Gorsuch also wrote that "the decision whether to let private plaintiffs enforce a new statutory right poses delicate questions of public policy" and that "new rights for some mean new duties for others."
The majority opinion emphasized that "private enforcement actions, meritorious or not, can force governments to direct money away from public services and spend it instead on litigation."
He noted that "the job of resolving how best to weigh those competing costs and benefits belongs to the people’s elected representatives, not unelected judges."
This language signals that the Court respects states’ rights to make their own decisions about healthcare funding priorities.
South Carolina currently prohibits most abortions after fetal cardiac activity is detected, typically around six weeks of pregnancy.
With Planned Parenthood now blocked from receiving Medicaid funding, the state has effectively eliminated taxpayer subsidies for the abortion industry.

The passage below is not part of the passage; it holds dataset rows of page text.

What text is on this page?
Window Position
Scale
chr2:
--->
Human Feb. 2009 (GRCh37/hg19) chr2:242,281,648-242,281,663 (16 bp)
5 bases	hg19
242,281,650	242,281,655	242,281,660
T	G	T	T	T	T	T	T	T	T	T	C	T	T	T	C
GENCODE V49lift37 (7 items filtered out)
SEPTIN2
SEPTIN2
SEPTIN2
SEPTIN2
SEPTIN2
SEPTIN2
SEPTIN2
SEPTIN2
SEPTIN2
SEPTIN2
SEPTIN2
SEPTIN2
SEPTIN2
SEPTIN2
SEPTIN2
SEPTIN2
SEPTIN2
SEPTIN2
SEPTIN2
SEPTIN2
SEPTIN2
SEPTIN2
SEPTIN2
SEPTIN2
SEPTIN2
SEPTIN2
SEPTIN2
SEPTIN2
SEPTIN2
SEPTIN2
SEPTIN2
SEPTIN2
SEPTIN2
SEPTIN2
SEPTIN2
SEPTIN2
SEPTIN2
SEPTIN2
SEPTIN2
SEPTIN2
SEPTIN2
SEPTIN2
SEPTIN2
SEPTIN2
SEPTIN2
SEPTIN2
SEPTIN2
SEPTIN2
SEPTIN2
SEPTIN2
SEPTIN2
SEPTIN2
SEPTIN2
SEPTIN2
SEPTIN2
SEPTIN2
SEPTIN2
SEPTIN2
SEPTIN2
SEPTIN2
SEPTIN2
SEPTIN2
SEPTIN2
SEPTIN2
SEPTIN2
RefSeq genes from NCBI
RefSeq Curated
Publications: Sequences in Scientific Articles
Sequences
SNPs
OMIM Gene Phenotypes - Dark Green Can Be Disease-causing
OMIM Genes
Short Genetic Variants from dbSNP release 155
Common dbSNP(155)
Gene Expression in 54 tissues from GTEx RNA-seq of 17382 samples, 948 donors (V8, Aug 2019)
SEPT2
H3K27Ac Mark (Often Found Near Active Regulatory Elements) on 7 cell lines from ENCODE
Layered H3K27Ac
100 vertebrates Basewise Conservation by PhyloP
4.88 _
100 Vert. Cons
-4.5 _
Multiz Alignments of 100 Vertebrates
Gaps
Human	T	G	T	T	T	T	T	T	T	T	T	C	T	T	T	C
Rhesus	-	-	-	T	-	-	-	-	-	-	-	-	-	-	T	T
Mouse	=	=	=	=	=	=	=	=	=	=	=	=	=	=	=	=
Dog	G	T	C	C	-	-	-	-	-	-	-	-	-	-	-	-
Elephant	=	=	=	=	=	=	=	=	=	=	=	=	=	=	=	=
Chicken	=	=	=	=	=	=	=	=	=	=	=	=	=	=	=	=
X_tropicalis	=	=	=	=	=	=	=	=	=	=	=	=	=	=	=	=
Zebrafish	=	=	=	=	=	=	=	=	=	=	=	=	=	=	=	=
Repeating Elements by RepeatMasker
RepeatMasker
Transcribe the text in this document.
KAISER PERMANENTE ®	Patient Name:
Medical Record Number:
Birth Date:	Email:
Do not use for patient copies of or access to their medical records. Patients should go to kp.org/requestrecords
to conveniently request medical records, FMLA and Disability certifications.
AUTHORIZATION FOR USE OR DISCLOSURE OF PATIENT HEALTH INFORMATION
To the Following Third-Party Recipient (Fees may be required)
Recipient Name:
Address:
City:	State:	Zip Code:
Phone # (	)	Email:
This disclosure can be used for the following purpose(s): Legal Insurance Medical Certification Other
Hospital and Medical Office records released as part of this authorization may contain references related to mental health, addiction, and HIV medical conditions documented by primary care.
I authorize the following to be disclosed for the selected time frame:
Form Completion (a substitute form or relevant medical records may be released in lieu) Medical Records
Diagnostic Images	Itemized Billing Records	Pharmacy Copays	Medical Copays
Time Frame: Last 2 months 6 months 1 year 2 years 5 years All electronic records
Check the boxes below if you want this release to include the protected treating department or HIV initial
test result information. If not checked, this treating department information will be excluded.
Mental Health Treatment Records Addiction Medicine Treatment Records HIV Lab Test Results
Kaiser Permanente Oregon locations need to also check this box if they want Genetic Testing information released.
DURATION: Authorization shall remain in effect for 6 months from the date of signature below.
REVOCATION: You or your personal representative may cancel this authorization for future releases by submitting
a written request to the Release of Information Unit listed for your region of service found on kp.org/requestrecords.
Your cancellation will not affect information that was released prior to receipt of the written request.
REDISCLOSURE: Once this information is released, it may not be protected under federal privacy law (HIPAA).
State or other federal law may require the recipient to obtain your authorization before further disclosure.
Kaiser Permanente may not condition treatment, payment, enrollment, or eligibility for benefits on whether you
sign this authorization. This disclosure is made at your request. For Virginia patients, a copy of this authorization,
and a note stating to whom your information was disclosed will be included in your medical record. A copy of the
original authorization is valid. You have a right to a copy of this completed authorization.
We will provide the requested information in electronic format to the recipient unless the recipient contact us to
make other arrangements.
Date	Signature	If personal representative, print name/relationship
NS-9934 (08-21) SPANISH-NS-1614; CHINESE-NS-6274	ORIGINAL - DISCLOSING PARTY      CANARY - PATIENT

Planned Parenthood’s deceptive arguments exposed
Throughout this legal battle, Planned Parenthood South Atlantic tried to claim the case wasn’t about abortion at all.
The organization insisted the dispute centered on healthcare access generally, not abortion specifically, pointing to services like contraception, cancer screenings, and pregnancy testing.
But this argument rings hollow when you consider Planned Parenthood’s primary business model revolves around abortion services.
The Supreme Court saw through these deceptive talking points and ruled based on the constitutional principle that states have the authority to determine how their Medicaid dollars are spent.
The Court’s ruling makes it clear that Planned Parenthood cannot use federal civil rights laws as a backdoor method to force taxpayer funding.
This represents a major victory for pro-life advocates who have long argued that no American should be forced to subsidize abortion through their tax dollars.
The decision also strengthens the principle that healthcare decisions should be made by patients and their doctors – not dictated by abortion industry lobbying efforts in federal court.